The FCA approach to AML supervision is considered risk-based. 14 major retail and investment banks operating in the UK are subject to a Systematic AML Programme (SAMLP) and these assessments comprise a deep dive work on AML, sanctions and anti-bribery and corruption controls. This is completed on a four-year cycle. The FCA is aware that smaller firms can in some cases be more risk disproportionate to their size. Therefore, smaller firms with a high-risk business will have a programme of visits planned. The population of these firms is dynamic, and depending on risk levels, firms may move in and out.
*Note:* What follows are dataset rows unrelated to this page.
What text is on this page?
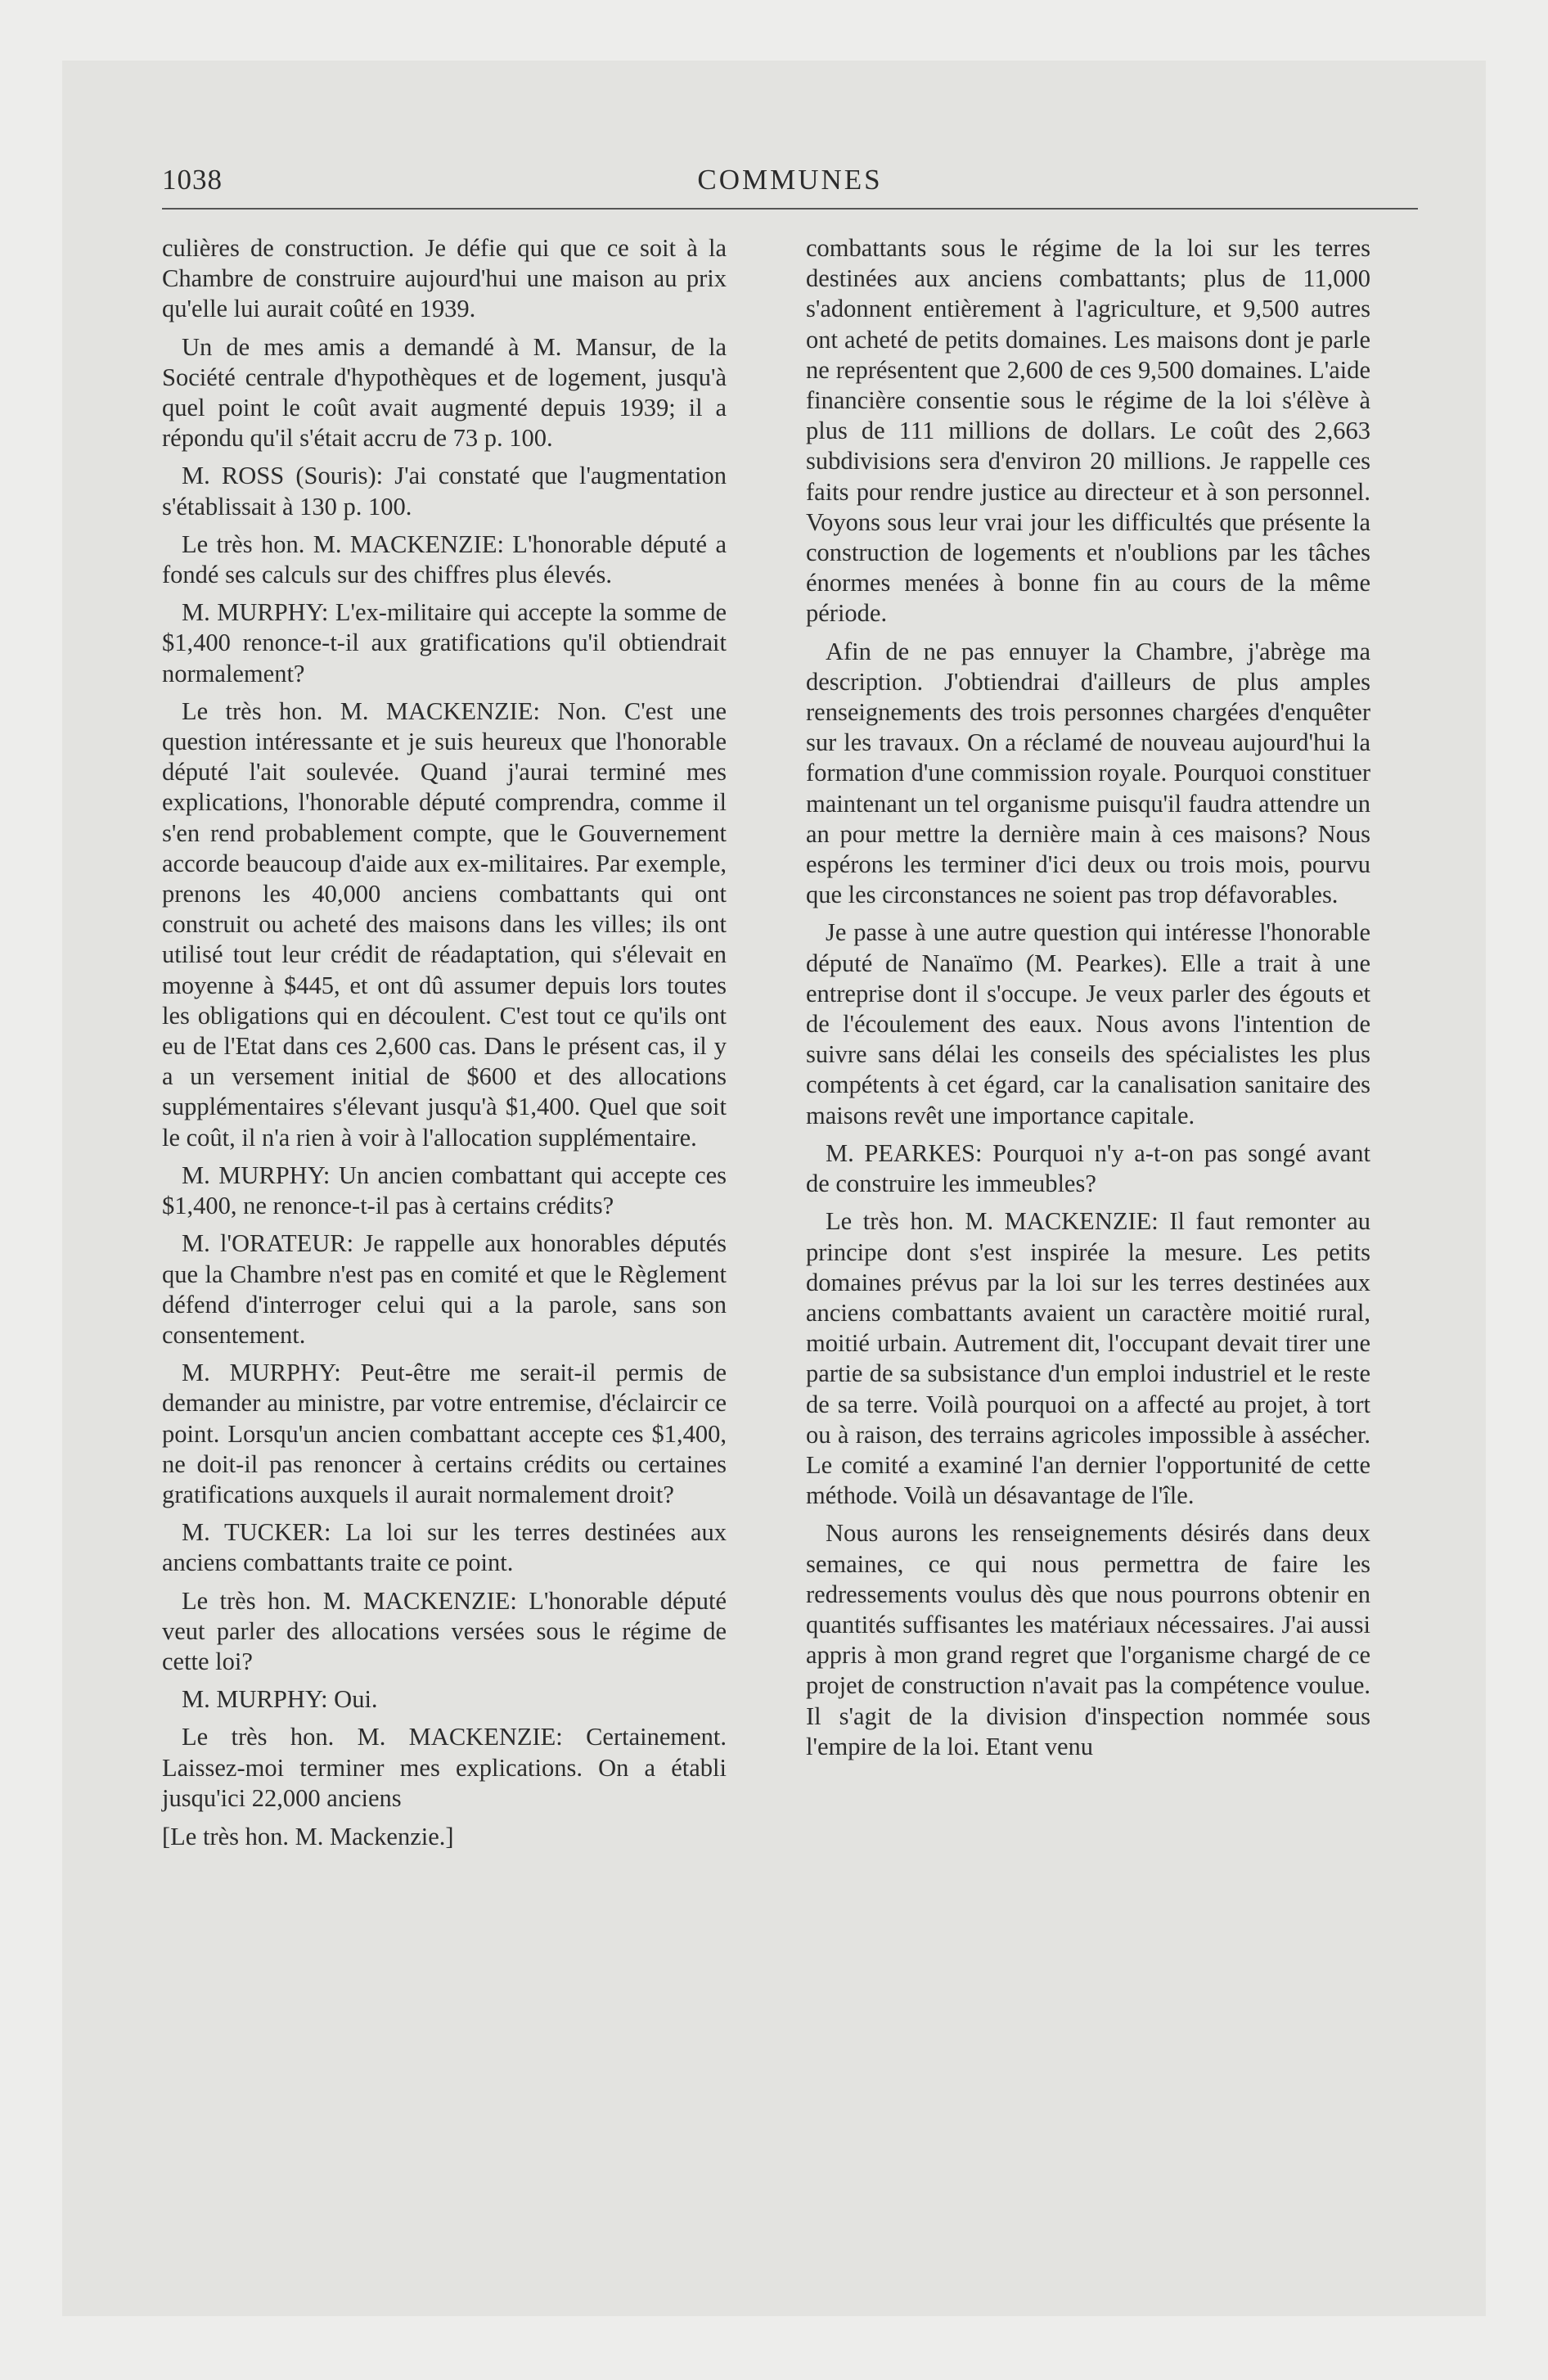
1038	COMMUNES

culières de construction. Je défie qui que ce soit à la Chambre de construire aujourd'hui une maison au prix qu'elle lui aurait coûté en 1939.

Un de mes amis a demandé à M. Mansur, de la Société centrale d'hypothèques et de logement, jusqu'à quel point le coût avait augmenté depuis 1939; il a répondu qu'il s'était accru de 73 p. 100.

M. ROSS (Souris): J'ai constaté que l'augmentation s'établissait à 130 p. 100.

Le très hon. M. MACKENZIE: L'honorable député a fondé ses calculs sur des chiffres plus élevés.

M. MURPHY: L'ex-militaire qui accepte la somme de $1,400 renonce-t-il aux gratifications qu'il obtiendrait normalement?

Le très hon. M. MACKENZIE: Non. C'est une question intéressante et je suis heureux que l'honorable député l'ait soulevée. Quand j'aurai terminé mes explications, l'honorable député comprendra, comme il s'en rend probablement compte, que le Gouvernement accorde beaucoup d'aide aux ex-militaires. Par exemple, prenons les 40,000 anciens combattants qui ont construit ou acheté des maisons dans les villes; ils ont utilisé tout leur crédit de réadaptation, qui s'élevait en moyenne à $445, et ont dû assumer depuis lors toutes les obligations qui en découlent. C'est tout ce qu'ils ont eu de l'Etat dans ces 2,600 cas. Dans le présent cas, il y a un versement initial de $600 et des allocations supplémentaires s'élevant jusqu'à $1,400. Quel que soit le coût, il n'a rien à voir à l'allocation supplémentaire.

M. MURPHY: Un ancien combattant qui accepte ces $1,400, ne renonce-t-il pas à certains crédits?

M. l'ORATEUR: Je rappelle aux honorables députés que la Chambre n'est pas en comité et que le Règlement défend d'interroger celui qui a la parole, sans son consentement.

M. MURPHY: Peut-être me serait-il permis de demander au ministre, par votre entremise, d'éclaircir ce point. Lorsqu'un ancien combattant accepte ces $1,400, ne doit-il pas renoncer à certains crédits ou certaines gratifications auxquels il aurait normalement droit?

M. TUCKER: La loi sur les terres destinées aux anciens combattants traite ce point.

Le très hon. M. MACKENZIE: L'honorable député veut parler des allocations versées sous le régime de cette loi?

M. MURPHY: Oui.

Le très hon. M. MACKENZIE: Certainement. Laissez-moi terminer mes explications. On a établi jusqu'ici 22,000 anciens

[Le très hon. M. Mackenzie.]

combattants sous le régime de la loi sur les terres destinées aux anciens combattants; plus de 11,000 s'adonnent entièrement à l'agriculture, et 9,500 autres ont acheté de petits domaines. Les maisons dont je parle ne représentent que 2,600 de ces 9,500 domaines. L'aide financière consentie sous le régime de la loi s'élève à plus de 111 millions de dollars. Le coût des 2,663 subdivisions sera d'environ 20 millions. Je rappelle ces faits pour rendre justice au directeur et à son personnel. Voyons sous leur vrai jour les difficultés que présente la construction de logements et n'oublions par les tâches énormes menées à bonne fin au cours de la même période.

Afin de ne pas ennuyer la Chambre, j'abrège ma description. J'obtiendrai d'ailleurs de plus amples renseignements des trois personnes chargées d'enquêter sur les travaux. On a réclamé de nouveau aujourd'hui la formation d'une commission royale. Pourquoi constituer maintenant un tel organisme puisqu'il faudra attendre un an pour mettre la dernière main à ces maisons? Nous espérons les terminer d'ici deux ou trois mois, pourvu que les circonstances ne soient pas trop défavorables.

Je passe à une autre question qui intéresse l'honorable député de Nanaïmo (M. Pearkes). Elle a trait à une entreprise dont il s'occupe. Je veux parler des égouts et de l'écoulement des eaux. Nous avons l'intention de suivre sans délai les conseils des spécialistes les plus compétents à cet égard, car la canalisation sanitaire des maisons revêt une importance capitale.

M. PEARKES: Pourquoi n'y a-t-on pas songé avant de construire les immeubles?

Le très hon. M. MACKENZIE: Il faut remonter au principe dont s'est inspirée la mesure. Les petits domaines prévus par la loi sur les terres destinées aux anciens combattants avaient un caractère moitié rural, moitié urbain. Autrement dit, l'occupant devait tirer une partie de sa subsistance d'un emploi industriel et le reste de sa terre. Voilà pourquoi on a affecté au projet, à tort ou à raison, des terrains agricoles impossible à assécher. Le comité a examiné l'an dernier l'opportunité de cette méthode. Voilà un désavantage de l'île.

Nous aurons les renseignements désirés dans deux semaines, ce qui nous permettra de faire les redressements voulus dès que nous pourrons obtenir en quantités suffisantes les matériaux nécessaires. J'ai aussi appris à mon grand regret que l'organisme chargé de ce projet de construction n'avait pas la compétence voulue. Il s'agit de la division d'inspection nommée sous l'empire de la loi. Etant venu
Thematic work will be carried out on key financial crime risks and action taken where this threshold is met.
In addition to the more proactive supervision programmes, the FCA also receives information about financial crime risks from sources such as law enforcement and other regulators. Using a risk-based approach the FCA will decide which action to take. Usually the FCA will use close on-going supervision to mitigate and monitor these risks. Occasionally the FCA may take more formal action, when they may require the firm to appoint skilled persons to assess the issues and set them right.
Talking to our contacts in this industry we’re aware of the headache that SAR’s cause to many. Obviously, the details can be vital for law enforcement but due to the worry by some MLROs of criminal liability, are some SARs defensive in nature and therefore not as effective as they could be? The FCA say they are aware of this issue and encourage firms to be ‘innovative’ in their approach.
So how can those managing AML/CTF compliance ensure they are adhering to the FCA rules and regulations and not falling foul? It is vital that there are safeguards in place to prevent the advent of financial crime. There is an influx of technology in the marketplace offering to make your compliance more efficient and effective, for the right price; including distributed ledger technology (something that the FCA are keeping a close eye on). Transaction monitoring is a large part of most compliance professionals’ lives and the FCA does indicate that an expensive monitoring system is not vital just to show willing. In our view clear policies and procedures should be established and acted upon also, having an organisational structure that promotes sharing of information is paramount.
The FCA is sometimes quite wrongly quoted as having a ‘zero failure approach’, which is not always the case. They are interested in good outcomes and as long as the right policies and procedures are in place, they will work with the firm to ensure they meet their compliance requirements.